Practical implications

A number of practical implications arise out of the above.

  • Experts should be briefed with written instructions, to be appended to the report, setting out the matters upon which the expert is required to base his or her opinion. If material is provided to the expert, lawyers should be certain that either no claim for privilege exists with respect to those materials or that any claims may be waived without undue prejudice to the client’s case.
  • All documents provided to the expert should be provided on the lawyer’s instructions. The expert’s contact with the client should be limited.
  • Consult with the expert before any draft report or written material is prepared to avoid misunderstandings and to minimise the creation of unnecessary drafts and written material that could be required to be produced. Written communications between the lawyer and the expert should not suggest changes to the content (as opposed to the form) of the report.
  • Lawyers should arrange with the expert to have a discussion over the phone before the expert sends any draft report to the lawyer.
  • Enter into an appropriate contract of engagement with the expert prior to any significant communications with him or her to maximise the protection of confidentiality and of preventing the use of information provided on behalf of your client to the expert.
  • Avoid stating anything to the expert that you would not be prepared to state in open court. If the expert’s opinion is based on such statements you may be called to give evidence in that regard. [xx]

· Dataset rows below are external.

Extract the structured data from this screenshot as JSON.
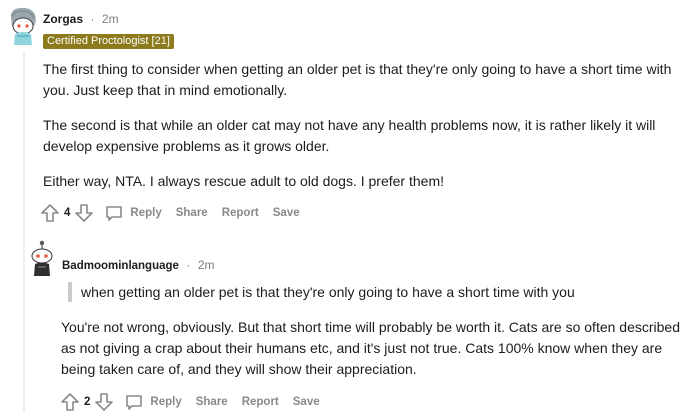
{
  "comments": [
    {
      "username": "Zorgas",
      "time": "2m",
      "flair": "Certified Proctologist [21]",
      "paragraphs": [
        "The first thing to consider when getting an older pet is that they're only going to have a short time with you. Just keep that in mind emotionally.",
        "The second is that while an older cat may not have any health problems now, it is rather likely it will develop expensive problems as it grows older.",
        "Either way, NTA. I always rescue adult to old dogs. I prefer them!"
      ],
      "score": "4",
      "actions": {
        "reply": "Reply",
        "share": "Share",
        "report": "Report",
        "save": "Save"
      }
    },
    {
      "username": "Badmoominlanguage",
      "time": "2m",
      "quote": "when getting an older pet is that they're only going to have a short time with you",
      "paragraphs": [
        "You're not wrong, obviously. But that short time will probably be worth it. Cats are so often described as not giving a crap about their humans etc, and it's just not true. Cats 100% know when they are being taken care of, and they will show their appreciation."
      ],
      "score": "2",
      "actions": {
        "reply": "Reply",
        "share": "Share",
        "report": "Report",
        "save": "Save"
      }
    }
  ],
  "meta_separator": "·",
  "colors": {
    "flair_bg": "#8c7a1c",
    "meta": "#7c7c7c",
    "action": "#878a8c",
    "quote_bar": "#c8cbcd"
  },
  "icons": [
    "upvote-icon",
    "downvote-icon",
    "comment-icon",
    "snoo-avatar"
  ]
}
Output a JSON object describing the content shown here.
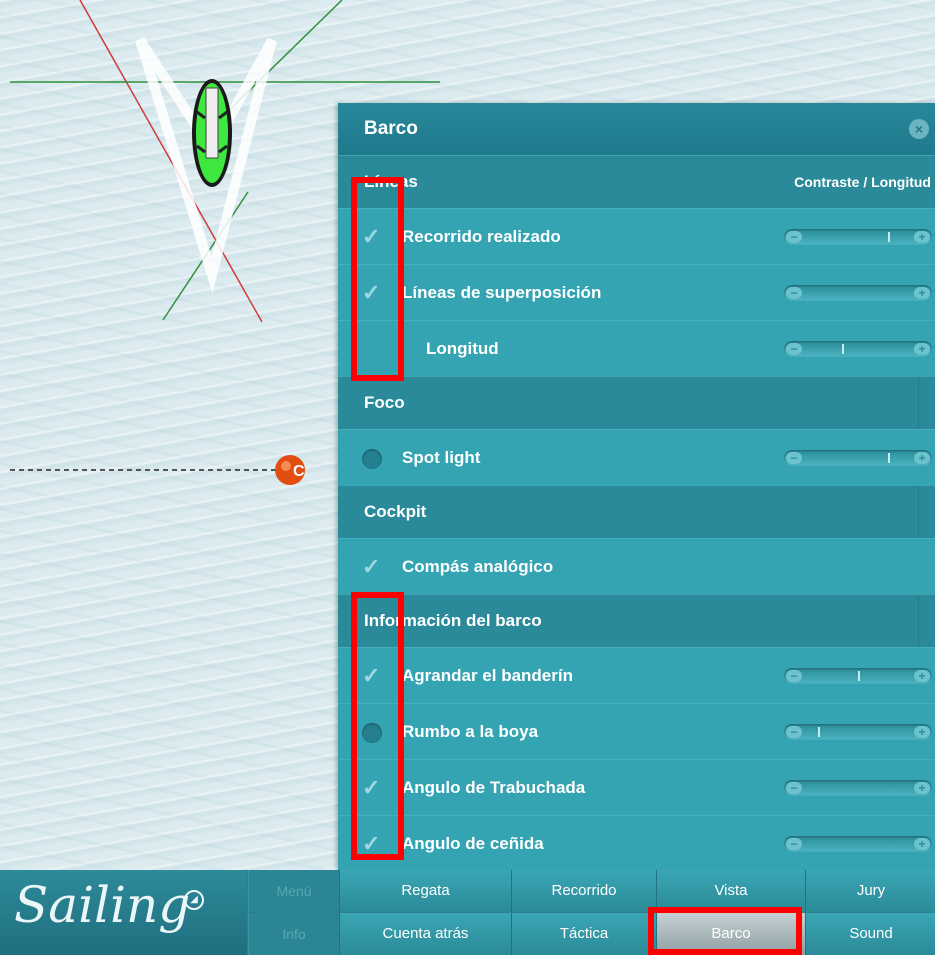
{
  "panel": {
    "title": "Barco",
    "close_icon": "close-icon",
    "sections": {
      "lineas": {
        "label": "Líneas",
        "right_label": "Contraste / Longitud"
      },
      "foco": {
        "label": "Foco"
      },
      "cockpit": {
        "label": "Cockpit"
      },
      "info": {
        "label": "Información del barco"
      }
    },
    "rows": {
      "recorrido": {
        "label": "Recorrido realizado",
        "checked": true
      },
      "superposicion": {
        "label": "Líneas de superposición",
        "checked": true
      },
      "longitud": {
        "label": "Longitud"
      },
      "spotlight": {
        "label": "Spot light",
        "checked": false
      },
      "compas": {
        "label": "Compás analógico",
        "checked": true
      },
      "banderin": {
        "label": "Agrandar el banderín",
        "checked": true
      },
      "rumbo": {
        "label": "Rumbo a la boya",
        "checked": false
      },
      "trabuchada": {
        "label": "Angulo de Trabuchada",
        "checked": true
      },
      "cenida": {
        "label": "Angulo de ceñida",
        "checked": true
      }
    },
    "check_glyph": "✓",
    "minus_glyph": "−",
    "plus_glyph": "+"
  },
  "map": {
    "boat_icon": "boat-icon",
    "buoy_icon": "buoy-icon",
    "buoy_label": "C"
  },
  "bottom": {
    "logo": "Sailing",
    "side": {
      "menu": "Menú",
      "info": "Info"
    },
    "nav_top": [
      "Regata",
      "Recorrido",
      "Vista",
      "Jury"
    ],
    "nav_bottom": [
      "Cuenta atrás",
      "Táctica",
      "Barco",
      "Sound"
    ],
    "active": "Barco"
  },
  "colors": {
    "panel": "#2d98a6",
    "section": "#2b8a9a",
    "highlight": "#ff0000",
    "water": "#dcebef"
  }
}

[i] Waterford v Cth (1987) 163 CLR 54 at 64-65.

[ii] Esso Australia; Evidence Act (Cth) ss17-

[iii] Uniform Evidence Acts, s 122(2).

[iv] Mann v Carnell (1999) 74 ALJR 378.

[v] A-G (NT) v Maurice (1986) 161 CLR 475.

[vi] Uniform Evidence Acts, s 122.

[vii] Uniform Evidence Acts, s 117.

[viii] Tirango Nominees v Dairy Vale Foods Ltd [No 2] (1998) 83 FCR 397; Australian Securities and Investments Commission v Southcorp Ltd [2003] FCA 804 at [21]

[ix] Instant Colour Pty Ltd v Canon Australia Pty Ltd, Unreported, Federal Court of Australia, 30 October 1995 (R D Nicholson J)

[x] Instant Colour Pty Ltd v Canon Australia Pty Ltd, Unreported, Federal Court of Australia, 30 October 1995 (R D Nicholson J)

[xi] Tirango Nominees at 401 (Mansfield J)

[xii] sections 118 and 119 of the Evidence Act 1995 (NSW) and Australian Securities and Investments Commission v Southcorp Ltd [2003] FCA 804 at [21]

[xiii] Jessup v Gorjup, Unreported, Supreme Court, Tas, 20 November 1997

[xiv] Bourns Inc v Raychem Corp [1999] 3 All ER 154; Dingwall v Commonwealth (1992) 39 FCR 521.

[xv] Interchase Corporation Ltd v Grosvenor Hill (Qld) Pty Ltd [1991] 1 Qd R 141 (Thomas J).

[xvi] Bourns Inc v Raychem Corp [1999] 3 All ER 154; Dingwall v Commonwealth (1992) 39 FCR 521

[xvii] See also, Pomerenke, “Expert Witness and Legal Professional Privilege” (1998) 19 Qld Lawyer 18.

[xviii] New Cap Reinsurance Corporation Ltd (in Liq) v Renaissance Reinsurance [2007] NSWSC 258 at [30]

[xix] Interchase Corporation Ltd v Grosvenor Hill (Qld) Pty Ltd [1991] 1 Qd R

[xx] Expert Evidence: Legal Professional Privilge and Experts’ Reports (2001) 75 ALJ 258.